Classroom philosophyFerrari ran a gelateria in Modena for 18 years before taking on the role as an instructor, or maestro, with the Gelato University. What is his classroom philosophy, given he is teaching students from many different food cultures?
“Rather than giving recipes, we share with them methods, and we make them understand that the recipe is a reflection of the food they find or the food habits they have.
“There are a number of flavours that are the same, international I mean: there won’t be any dispute about chocolate or vanilla wherever you are in the world. But as far as many other flavouring notes, they do reflect into gelato. I am thinking about flavours such as pistachio. The type of flavour varies from area to area, I am thinking of, for instance, saffron that makes a specific fusion with pistachio in large parts of India and middle Asia; I am thinking of rose water in the Middle East; I am thinking of peanut butter in the US. Once you know how to deal with ingredients, you can really do everything you want.”
Even, it seems, to the extent that gelato is no longer seen as a seasonal product, to be consumed primarily during the summer months, as Achille Sassoli explains: “Consumption in the winter is increasing dramatically.
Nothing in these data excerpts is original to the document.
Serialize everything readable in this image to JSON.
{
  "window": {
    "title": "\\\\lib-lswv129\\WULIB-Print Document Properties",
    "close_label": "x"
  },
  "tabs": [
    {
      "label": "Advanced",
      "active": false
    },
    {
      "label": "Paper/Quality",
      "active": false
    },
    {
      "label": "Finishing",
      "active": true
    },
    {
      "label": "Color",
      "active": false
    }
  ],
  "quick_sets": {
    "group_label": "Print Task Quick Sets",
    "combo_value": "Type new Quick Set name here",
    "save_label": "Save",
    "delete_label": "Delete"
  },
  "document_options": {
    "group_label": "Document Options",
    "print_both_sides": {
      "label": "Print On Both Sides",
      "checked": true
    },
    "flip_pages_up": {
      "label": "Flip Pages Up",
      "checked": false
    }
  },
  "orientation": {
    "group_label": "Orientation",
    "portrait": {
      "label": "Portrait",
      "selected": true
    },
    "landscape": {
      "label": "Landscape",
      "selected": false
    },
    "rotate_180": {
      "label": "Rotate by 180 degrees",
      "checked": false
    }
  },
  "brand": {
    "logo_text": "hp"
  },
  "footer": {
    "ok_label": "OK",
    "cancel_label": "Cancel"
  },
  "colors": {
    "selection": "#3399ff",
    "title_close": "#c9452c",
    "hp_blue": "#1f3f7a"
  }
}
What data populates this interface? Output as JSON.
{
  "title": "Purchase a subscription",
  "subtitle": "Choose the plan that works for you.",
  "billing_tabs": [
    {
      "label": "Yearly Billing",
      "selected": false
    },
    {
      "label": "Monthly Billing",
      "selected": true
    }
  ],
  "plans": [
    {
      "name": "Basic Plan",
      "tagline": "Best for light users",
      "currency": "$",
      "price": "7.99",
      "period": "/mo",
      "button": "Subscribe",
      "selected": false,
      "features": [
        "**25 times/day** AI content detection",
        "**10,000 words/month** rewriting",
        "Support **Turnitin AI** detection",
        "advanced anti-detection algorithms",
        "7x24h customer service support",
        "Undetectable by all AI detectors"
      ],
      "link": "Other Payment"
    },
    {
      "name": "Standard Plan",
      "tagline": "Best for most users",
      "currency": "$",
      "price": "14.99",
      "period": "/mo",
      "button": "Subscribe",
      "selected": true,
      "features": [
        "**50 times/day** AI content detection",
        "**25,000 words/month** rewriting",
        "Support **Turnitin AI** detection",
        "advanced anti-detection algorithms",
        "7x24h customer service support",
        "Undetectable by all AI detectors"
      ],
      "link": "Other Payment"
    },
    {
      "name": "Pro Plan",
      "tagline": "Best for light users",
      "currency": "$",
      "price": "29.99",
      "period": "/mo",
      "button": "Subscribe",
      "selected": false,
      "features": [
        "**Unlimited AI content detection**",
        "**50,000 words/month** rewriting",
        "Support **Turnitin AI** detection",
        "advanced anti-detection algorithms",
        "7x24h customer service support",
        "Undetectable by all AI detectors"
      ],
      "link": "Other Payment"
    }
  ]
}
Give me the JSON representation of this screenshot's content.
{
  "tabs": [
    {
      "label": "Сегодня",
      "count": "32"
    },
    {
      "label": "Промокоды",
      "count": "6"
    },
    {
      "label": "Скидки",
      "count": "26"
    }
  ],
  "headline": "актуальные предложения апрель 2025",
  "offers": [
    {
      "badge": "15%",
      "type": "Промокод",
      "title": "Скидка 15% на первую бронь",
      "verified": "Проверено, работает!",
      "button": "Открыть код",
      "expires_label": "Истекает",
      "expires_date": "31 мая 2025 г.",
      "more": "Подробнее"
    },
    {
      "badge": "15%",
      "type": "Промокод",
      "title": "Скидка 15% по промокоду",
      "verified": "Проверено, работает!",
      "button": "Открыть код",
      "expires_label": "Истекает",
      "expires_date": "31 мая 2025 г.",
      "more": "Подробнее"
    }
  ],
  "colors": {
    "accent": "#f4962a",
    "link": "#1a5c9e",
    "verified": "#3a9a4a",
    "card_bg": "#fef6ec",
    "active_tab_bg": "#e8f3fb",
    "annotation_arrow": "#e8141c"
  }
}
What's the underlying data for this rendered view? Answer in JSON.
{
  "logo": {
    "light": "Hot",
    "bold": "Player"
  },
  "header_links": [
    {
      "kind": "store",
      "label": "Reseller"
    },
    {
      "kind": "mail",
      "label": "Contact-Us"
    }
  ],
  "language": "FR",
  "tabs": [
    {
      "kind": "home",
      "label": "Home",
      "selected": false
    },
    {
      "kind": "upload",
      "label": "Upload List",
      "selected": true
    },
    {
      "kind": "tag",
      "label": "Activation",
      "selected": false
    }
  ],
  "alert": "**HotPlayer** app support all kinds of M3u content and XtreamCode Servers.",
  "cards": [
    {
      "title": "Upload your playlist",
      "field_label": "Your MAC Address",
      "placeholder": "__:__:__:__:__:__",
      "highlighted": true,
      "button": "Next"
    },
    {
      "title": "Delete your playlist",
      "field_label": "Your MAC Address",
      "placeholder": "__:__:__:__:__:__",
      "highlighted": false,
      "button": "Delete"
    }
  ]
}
If you go to Turin, Milan or Rome, there are flavours, we call them the cream flavours as against the sorbetti, which are fruit flavours. Cream flavours are rich and not cold. The temperature is low but it is sweet and it is a dessert, it is a meal. In the winter, we see people going to the gelateria and taking the cream gelato with fruit salad as a meal.”
Sassoli is confident about the future, and with good reason: “Statistics show that gelato sales are holding up well despite the recession. Wholesale of milk and sugar to the gelaterie sector in Italy has increased; Carpigiani, too, has sold more machinery than last year.
“The summer was good, so the consumption was there, and is still there [in September]. We were in Rimini last week and visited several gelaterie and there were queues everywhere.”